Das Bündnis »United4rescue«, zu dem auch unsere Landeskirche sowie der Reformierte Bund gehören, hat das Projekt »Wir schicken ein Schiff« konkret gemacht. Es hat das frühere Forschungsschiff »Poseidon« gekauft und am 20. Februar als Rettungsschiff in Gebrauch genommen. Nun heißt es »Sea-Watch 4«, denn die gleichnamige Rettungsorganisation betreibt es und stellt die Crew. Das Schiff bietet Platz für 300 Menschen. Nach einigen Umbauten wird es voraussichtlich im April seine Mission im Mittelmeer aufnehmen.

 

Auf der Homepage unserer Landeskirche finden Sie einen Bericht von der Schiffstaufe und viele weitere Informationen  zu diesem Thema. Dort lesen Sie auch, wie Sie den Einsatz unterstützen können.
 

NEU IM KONSISTORIUM • CAROLIN TITSCHER-REHHAHN

Im Herbst 2019 hat Frau Dr. Christine Martin auf eigenen Wunsch ihr Amt im Konsistorium niedergelegt.

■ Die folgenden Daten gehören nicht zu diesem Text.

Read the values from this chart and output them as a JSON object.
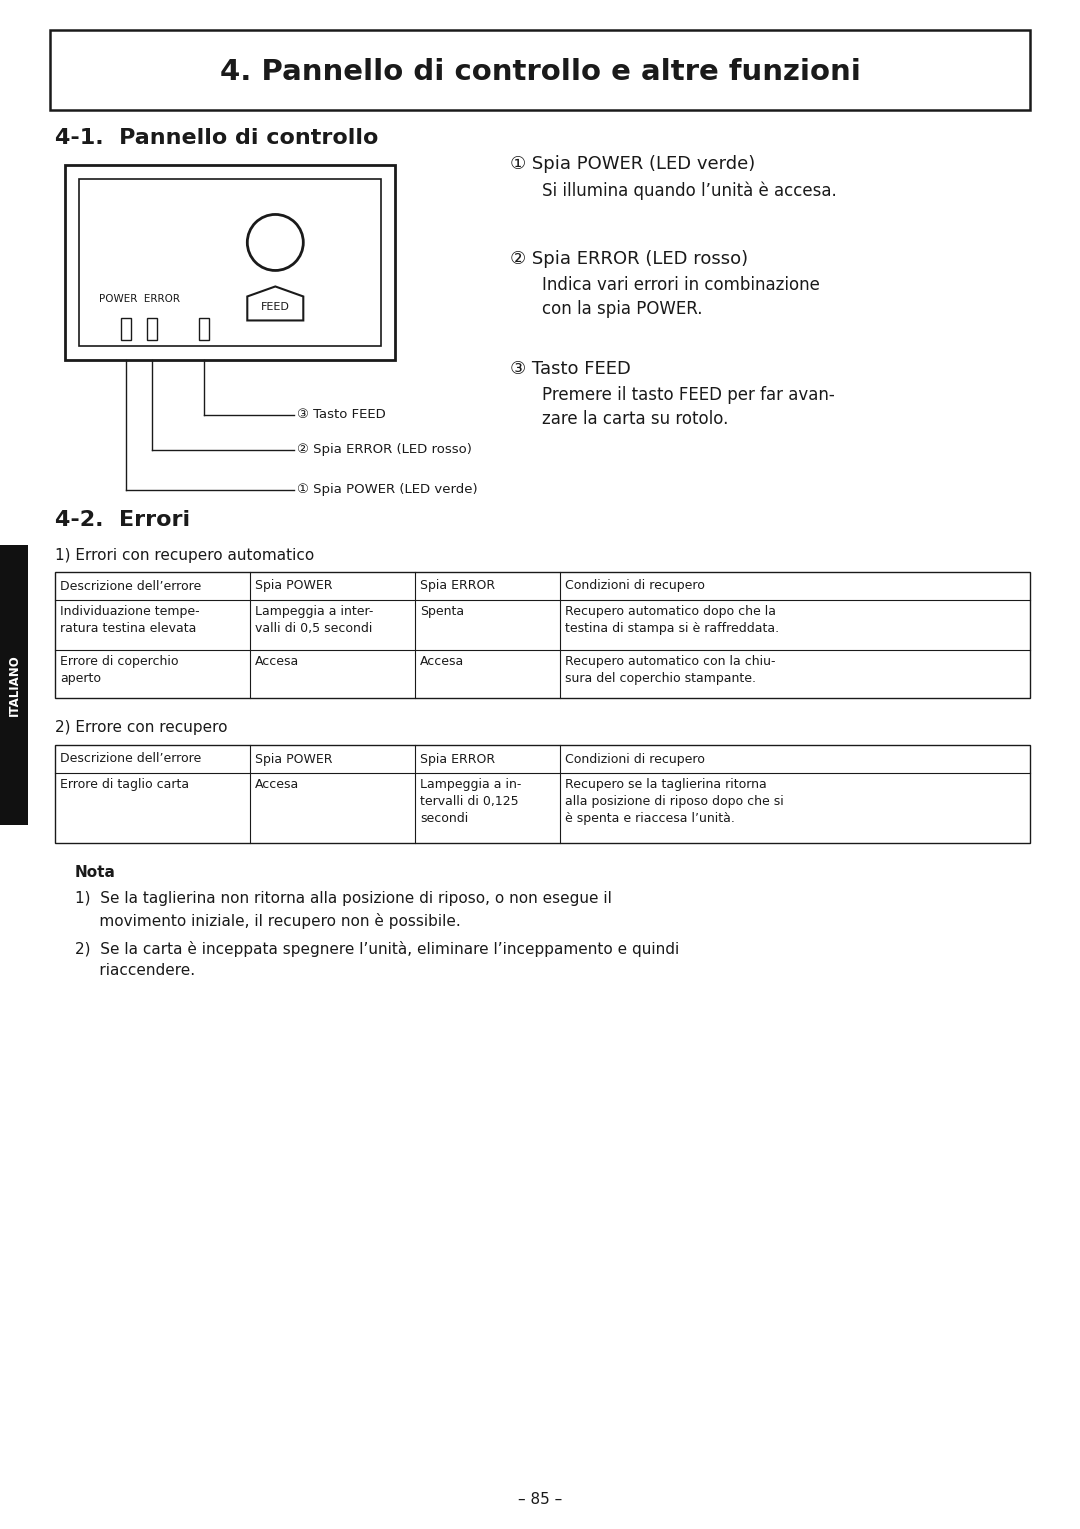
{
  "title": "4. Pannello di controllo e altre funzioni",
  "section1": "4-1.  Pannello di controllo",
  "section2": "4-2.  Errori",
  "bg_color": "#ffffff",
  "tab_label": "ITALIANO",
  "page_num": "– 85 –",
  "right_col_items": [
    {
      "num": "①",
      "bold": "Spia POWER (LED verde)",
      "body": "Si illumina quando l’unità è accesa."
    },
    {
      "num": "②",
      "bold": "Spia ERROR (LED rosso)",
      "body": "Indica vari errori in combinazione\ncon la spia POWER."
    },
    {
      "num": "③",
      "bold": "Tasto FEED",
      "body": "Premere il tasto FEED per far avan-\nzare la carta su rotolo."
    }
  ],
  "table1_title": "1) Errori con recupero automatico",
  "table1_headers": [
    "Descrizione dell’errore",
    "Spia POWER",
    "Spia ERROR",
    "Condizioni di recupero"
  ],
  "table1_rows": [
    [
      "Individuazione tempe-\nratura testina elevata",
      "Lampeggia a inter-\nvalli di 0,5 secondi",
      "Spenta",
      "Recupero automatico dopo che la\ntestina di stampa si è raffreddata."
    ],
    [
      "Errore di coperchio\naperto",
      "Accesa",
      "Accesa",
      "Recupero automatico con la chiu-\nsura del coperchio stampante."
    ]
  ],
  "table2_title": "2) Errore con recupero",
  "table2_headers": [
    "Descrizione dell’errore",
    "Spia POWER",
    "Spia ERROR",
    "Condizioni di recupero"
  ],
  "table2_rows": [
    [
      "Errore di taglio carta",
      "Accesa",
      "Lampeggia a in-\ntervalli di 0,125\nsecondi",
      "Recupero se la taglierina ritorna\nalla posizione di riposo dopo che si\nè spenta e riaccesa l’unità."
    ]
  ],
  "nota_title": "Nota",
  "nota_item1_line1": "1)  Se la taglierina non ritorna alla posizione di riposo, o non esegue il",
  "nota_item1_line2": "     movimento iniziale, il recupero non è possibile.",
  "nota_item2_line1": "2)  Se la carta è inceppata spegnere l’unità, eliminare l’inceppamento e quindi",
  "nota_item2_line2": "     riaccendere."
}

Für den freigewordenen Platz hat das Konsistorium Gemeindehaupt Carolin Titscher-Rehhahn nachnominiert. In der Gemeindehäupterversammlung am 23. November ist Frau Titscher-Rehhahn gewählt worden.

 

Im Gottesdienst am Sonntag, 5. Januar 2020 soll sie in ihr Amt eingeführt werden. 

 

SYNODE IN SCHWABACH • MEMORANDUM ZUR FLÜCHTLINGSPOLITIK

Die diesjährige Herbstsynode unseres XI. Synodalverbandes in Schwabach hat Mitte Oktober unter anderem erneut über die Situation der Flüchtlinge und ihre christliche Mitverantwortung beraten.

 

Im Rückblick auf die große Flüchtlingsaufnahme 2015 beschloss die Synode ein neues Memorandum. In ihm wird etwa auf die gespaltene Stimmung in der Gesellschaft hingewiesen und auf die inhumane und unrechtmäßige Unterlassung von Seenotrettung.

 
Die Synode unterstützt zugleich die Initiative der EKD zur Finanzierung eines Seenotrettungsschiffes mit einmalig 5.000 und jährlich 2.500 Euro. Sie verbindet diese Aktion mit der eigenen reformierten Verfolgungs- und Fluchtgeschichte. Zugleich wird gemahnt, dass die Politik den eigentlichen „Push-Faktoren“ bzw. Fluchtgründen begegnet, neben Kriegen und Katastrophen vor allem dem sozialen Elend und der Armut in Entwicklungsländern, und besonders dem Kontinent Afrika eine wirtschaftliche Entwicklung ermöglicht.

 

(Herbert Sperber, Pfarrer in Marienheim)

 

Hier können Sie das komplette Memorandum nachlesen.

 

NACH ANSCHLAG IN HALLE • VERBUNDENHEIT MIT OPFERN

Nach dem Anschlag auf die Synagoge in Halle am Mittwoch (9.10.), gerade an Jom Kippur, dem jüdischen Versöhnungsfest, haben auch christliche Kirchen ihre Trauer und ihre Verbundenheit mit den Juden ausgedrückt.

 

»Die Juden sollten von uns hören und erfahren: Der Hass, der sie trifft, trifft auch alle Christen. Denn Jesus Christus war Jude.« So schreibt es Kirchenpräsident Martin Heimbucher. Seine ganze Erklärung lesen Sie hier. 

 

»Hevenu Shalom Alechem – Wir wollen Frieden für alle! Nach den Ereignissen in Halle halten wir inne, denn was unsere jüdischen Mitbürger trifft, betrifft uns alle«so schreiben es die Leipziger Kirchen auf ihrer Website.